Kurt —  July 4, 2005

As names of free angents (or in trades) come up that the Lakers may be interested in I’ll try to give some detailed info on those players. (There may be a bigger post with some of the more discussed names coming up, when I have more time, but I didn’t want to wait on the hottest name on the board.)

Mitch Kupchak’s first call apparently was to Antonio Daniels — and that was a good choice. No free agent may be better suited to Phil’s system and fit a Laker need more than the Seattle back up point guard. He would be a great pick up and make the Lakers better almost instantly.

Daniels was fourth on the Sonics this past season in +/-, a solid +5.3, and he had a PER of 18.45 (which would have been second on the Lakers to Kobe). He averaged 16.6 points and 6.1 assists per 40 minutes, with just 1.5 turnovers during that same time. He also had a good 1.11 points per shot attempt, which would have ranked him third on the Lakers last year. When on the floor he took about 19% of his teams shots and had an eFG% of 47.8% (solid but not spectacular). To break that down further, about 75% of his shots were jump shots outside of 15 feet, where he shot 42.5%. He shot just 29.7% from three-point range last year, but that may have been on account of how he was used because he shot 36.2% the year before and is at 32% for his career. On the 23% of his shots Daniels took inside of 15 feet he shot 60.7% and he drew a foul on 13.7% of his total shots.

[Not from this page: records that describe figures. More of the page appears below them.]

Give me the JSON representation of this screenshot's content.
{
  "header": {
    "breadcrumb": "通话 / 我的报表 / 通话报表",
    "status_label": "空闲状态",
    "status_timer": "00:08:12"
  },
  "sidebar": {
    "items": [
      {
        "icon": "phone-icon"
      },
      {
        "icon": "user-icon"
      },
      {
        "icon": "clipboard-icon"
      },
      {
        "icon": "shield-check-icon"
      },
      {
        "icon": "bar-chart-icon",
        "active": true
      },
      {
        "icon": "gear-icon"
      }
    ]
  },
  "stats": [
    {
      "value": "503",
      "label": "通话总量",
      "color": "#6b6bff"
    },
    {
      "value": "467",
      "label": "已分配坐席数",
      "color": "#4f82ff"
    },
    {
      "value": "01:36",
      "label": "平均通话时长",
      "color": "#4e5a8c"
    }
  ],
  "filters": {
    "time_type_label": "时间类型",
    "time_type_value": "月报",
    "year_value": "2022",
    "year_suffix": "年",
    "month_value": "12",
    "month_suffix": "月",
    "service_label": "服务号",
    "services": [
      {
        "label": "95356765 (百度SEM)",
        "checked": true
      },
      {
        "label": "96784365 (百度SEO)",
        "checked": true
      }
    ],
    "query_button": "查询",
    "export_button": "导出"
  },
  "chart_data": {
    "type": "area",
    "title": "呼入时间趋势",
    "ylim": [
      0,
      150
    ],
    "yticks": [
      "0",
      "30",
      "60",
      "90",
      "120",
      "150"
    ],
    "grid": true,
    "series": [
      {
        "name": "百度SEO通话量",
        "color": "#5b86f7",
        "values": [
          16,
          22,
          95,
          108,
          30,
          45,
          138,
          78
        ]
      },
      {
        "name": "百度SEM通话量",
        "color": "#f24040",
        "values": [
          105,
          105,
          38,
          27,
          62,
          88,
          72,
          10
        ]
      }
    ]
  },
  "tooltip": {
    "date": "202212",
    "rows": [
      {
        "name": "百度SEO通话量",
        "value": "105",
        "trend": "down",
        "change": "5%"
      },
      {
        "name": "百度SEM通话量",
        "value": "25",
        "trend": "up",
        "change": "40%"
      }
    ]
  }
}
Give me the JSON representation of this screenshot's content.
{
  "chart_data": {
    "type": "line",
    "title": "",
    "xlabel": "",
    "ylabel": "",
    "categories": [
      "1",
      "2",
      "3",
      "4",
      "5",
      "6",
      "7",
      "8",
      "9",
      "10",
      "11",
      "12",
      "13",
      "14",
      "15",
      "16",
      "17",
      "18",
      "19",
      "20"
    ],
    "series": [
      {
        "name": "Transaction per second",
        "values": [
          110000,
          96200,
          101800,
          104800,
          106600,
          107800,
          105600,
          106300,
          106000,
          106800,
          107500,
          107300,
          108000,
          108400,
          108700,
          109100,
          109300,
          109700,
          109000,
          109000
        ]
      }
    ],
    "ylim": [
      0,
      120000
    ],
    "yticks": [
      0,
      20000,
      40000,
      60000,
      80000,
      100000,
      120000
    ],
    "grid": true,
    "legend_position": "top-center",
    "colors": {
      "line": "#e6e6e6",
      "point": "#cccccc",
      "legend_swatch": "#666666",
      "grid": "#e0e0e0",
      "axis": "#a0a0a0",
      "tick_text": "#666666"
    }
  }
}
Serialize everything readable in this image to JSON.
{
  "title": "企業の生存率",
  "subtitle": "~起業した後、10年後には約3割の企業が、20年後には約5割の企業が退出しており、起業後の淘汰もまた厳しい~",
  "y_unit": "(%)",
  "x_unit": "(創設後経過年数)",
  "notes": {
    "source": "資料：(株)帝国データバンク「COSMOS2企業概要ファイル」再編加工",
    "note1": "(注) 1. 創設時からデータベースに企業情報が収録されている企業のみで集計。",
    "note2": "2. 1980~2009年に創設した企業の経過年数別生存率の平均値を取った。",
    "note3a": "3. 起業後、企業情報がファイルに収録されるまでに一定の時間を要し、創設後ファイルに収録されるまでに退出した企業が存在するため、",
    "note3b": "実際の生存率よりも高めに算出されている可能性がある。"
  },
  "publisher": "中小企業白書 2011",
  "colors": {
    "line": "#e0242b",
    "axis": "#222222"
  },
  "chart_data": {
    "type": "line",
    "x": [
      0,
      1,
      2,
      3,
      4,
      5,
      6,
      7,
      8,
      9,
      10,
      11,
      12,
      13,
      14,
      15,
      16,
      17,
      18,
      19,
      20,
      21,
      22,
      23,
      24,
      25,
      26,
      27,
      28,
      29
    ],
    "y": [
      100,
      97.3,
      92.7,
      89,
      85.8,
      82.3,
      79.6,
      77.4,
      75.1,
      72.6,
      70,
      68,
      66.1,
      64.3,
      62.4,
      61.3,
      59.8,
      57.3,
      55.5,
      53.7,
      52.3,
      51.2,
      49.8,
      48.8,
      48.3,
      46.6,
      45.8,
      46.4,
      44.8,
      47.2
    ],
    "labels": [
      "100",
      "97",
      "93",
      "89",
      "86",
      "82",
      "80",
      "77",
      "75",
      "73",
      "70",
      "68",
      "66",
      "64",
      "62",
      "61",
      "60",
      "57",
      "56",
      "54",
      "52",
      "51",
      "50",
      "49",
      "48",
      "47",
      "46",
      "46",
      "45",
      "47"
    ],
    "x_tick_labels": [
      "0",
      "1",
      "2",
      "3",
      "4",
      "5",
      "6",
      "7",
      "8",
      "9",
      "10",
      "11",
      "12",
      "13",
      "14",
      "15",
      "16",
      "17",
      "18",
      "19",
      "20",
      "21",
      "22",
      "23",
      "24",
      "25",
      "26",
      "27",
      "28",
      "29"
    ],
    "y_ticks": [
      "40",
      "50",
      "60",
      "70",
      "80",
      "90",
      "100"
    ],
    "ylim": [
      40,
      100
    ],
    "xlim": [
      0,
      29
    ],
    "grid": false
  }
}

More important to filling the Lakers needs is defense, and his opponents PER was just 13.5 (against opposing point guards, he does even better against shooting guards). Opponents shoot just 45.1% (eFG%) against him, for comparison Chuck Atkins number was 49.6%.

Daniels would not be a risk-free get for the Lakers — last year he played just 51% of the Sonics minutes, he would likely play more this year and traditionally when minutes and workload go up, efficiency goes down. That said, what Daniels would be asked to do inside of the triangle would be very structured and plays to his strengths — he is not going to be asked to be Steve Nash, but he will get some key opportunities.

The biggest problem may be getting him — Cleveland has more money under the cap to offer him and it would take him back to play close to where he grew up (he was born in Columbus), as the linked article above points out. Oh, and they have that LeBron guy. Seattle wants him back as well, but the rumor is he wants to start, something he could do in LA. The Lakers have just the mid-level exception to offer (expected to be about $5.3 million), which would be a big step up from the $2.2 he made the last two years but maybe less than other offers. But the Lakers do have the draws of Phil, Kobe and the legacy, not to mention the chance to meet Jack Nicholson.

I’ve got my fingers crossed for this one.